11.PURGE_STATS process will perform a delete from these tables. Hence the free space is not released back to tablespace resulting in free space fragmentation inside this table.

How do I know that I’ve this issue?

12.Find out your present retention value using the below statement:

select dbms_stats.get_stats_history_retention from dual;

13.Find out the oldest statistics history using below statement:

select dbms_stats.get_stats_history_availability from dual;

14.Compare the above two and you’ll know what to do?

What should I do now?

15.Identify the retention in the system at the earliest and change to a proper value. 30 days is default. However, lesser values would not do much harm.

16.Turn off the Autoextend on the SYSAUX at the earliest to ensure that the tablespace doesn’t grow out of bounds and finally become complete unmanageable.

17.Start scheduling the PURGE_STATS at the earliest and keep SYSAUX tablespace size in control.

18.Perform re-org of the related tables to reclaim the space.

Why should I care?

19.With every passing day, the size of the table grows bigger and bigger, finally becoming a top space consumer. Efforts to be put in for cleanup will increase exponentially . DO it to day in 1hr or do it in 5hr tomorrow.

20.PURGE_STATS procedure does a plain delete from command with a specific where clause. This leaves lot of mess as the process will complete fully or doesn’t do any thing at all. No COMMITS at regular intervals in this code.

21.For an average database of size 150G, in 6 months time , you may end up with 100M rows in this table.

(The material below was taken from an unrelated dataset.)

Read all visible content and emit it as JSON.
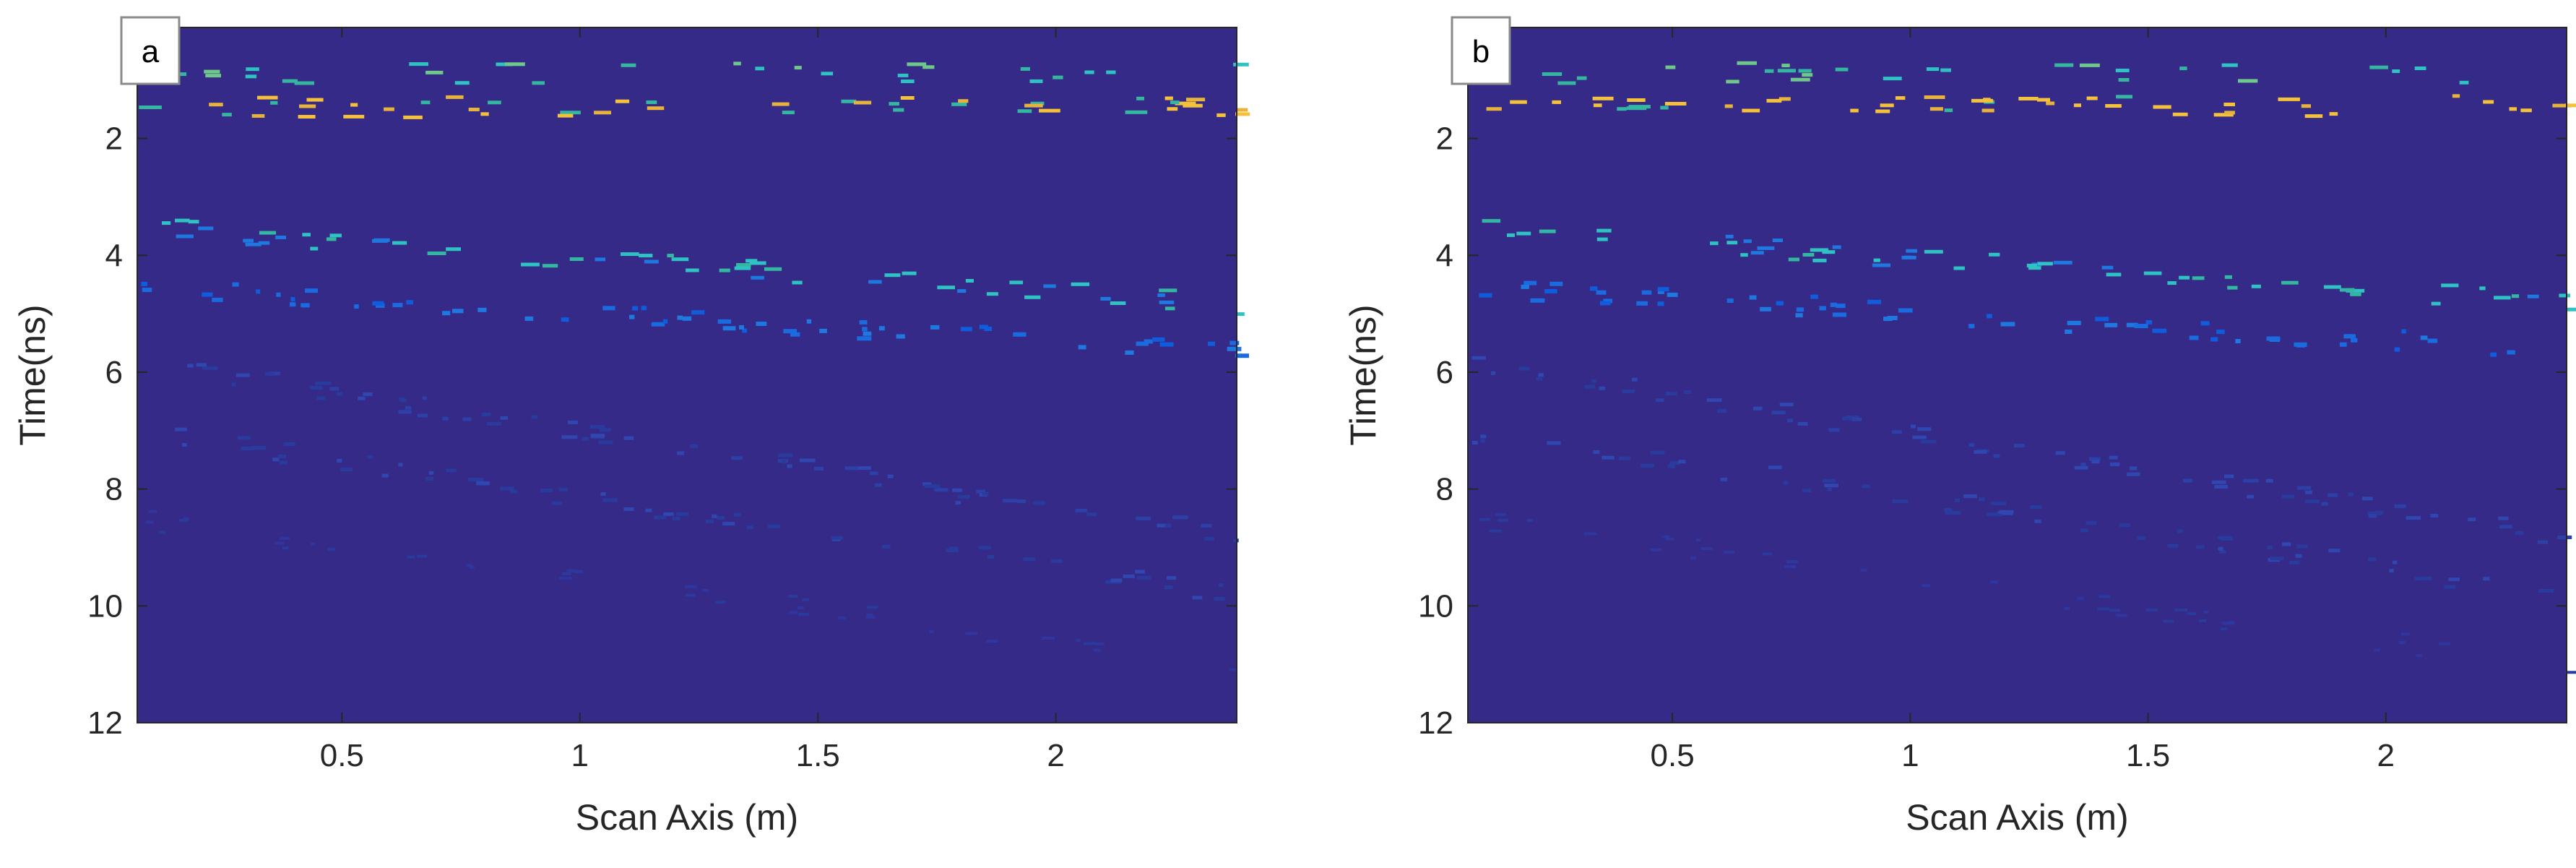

Clean up of this much data is always a pain.

Any tips?

22.Identify what is the oldest information you have in the stats history using the below command.

select dbms_stats.get_stats_history_availability from dual;

23.If the information is too old, start purging the information in smaller chunks. remember that if you cancel the process in between, it will do a complete rollback before coming out.

24.Use the below command to know on which dates there was huge stats generation.

select trunc(SAVTIME),count(1) from WRI$_OPTSTAT_HISTHEAD_HISTORY group by  trunc(SAVTIME) order by 1;

25.Start with oldest date and invoke below command

exec dbms_stats.purge_stats(to_date('01-JAN-2010','DD-MON-YYYY'));

NOTE: Please note that this process is resource intensive. Do not perform in business hours.

26.Once the amount of data comes down to a reasonable limit schedule it in off-peak hours, as a regular maintanance activity.

27.Keep an eye on the amount of fragmentation and consider re-org process if needed.

Edit: 1/6/2016. Please do review below MOS note if the issue is still not resolved after applying patches mentioned above.. SYSAUX Statistics History Tables are Still Growing Even After Application of Patch 14373728 (Doc ID 1528085.1)

11 thoughts on “Handling SM/OPTSTAT component growth in SYSAUX tablespace

  1. Clearly illustrated. Saved a lot of time compiling multiple ML doc ids and google posts. Thanks indeed for your efforts.

  2. Great Article, now i know why some databases have humungous SYSAUX-Tsps while others are satisfied with small 4GB ones :). Thanks a lot.

      • We researched the issue a bit further and found OPatch/Bug 8553944 which solves the issue, it was able to clean up a gigantic SYSAUX with data back to 2009 over just a weekend, which shows that given enough time, sometimes Oracle gets something right.

      • Thanks lot for referring the bug details here Thorsten.

        Once the problem has been solved manually, we did not check again on the interim fix. As have pointed it out patch 8553944 will certainly fix the problem. This has been originally released on Jul 14, 2010 for and since then it has been released for many other versions as well.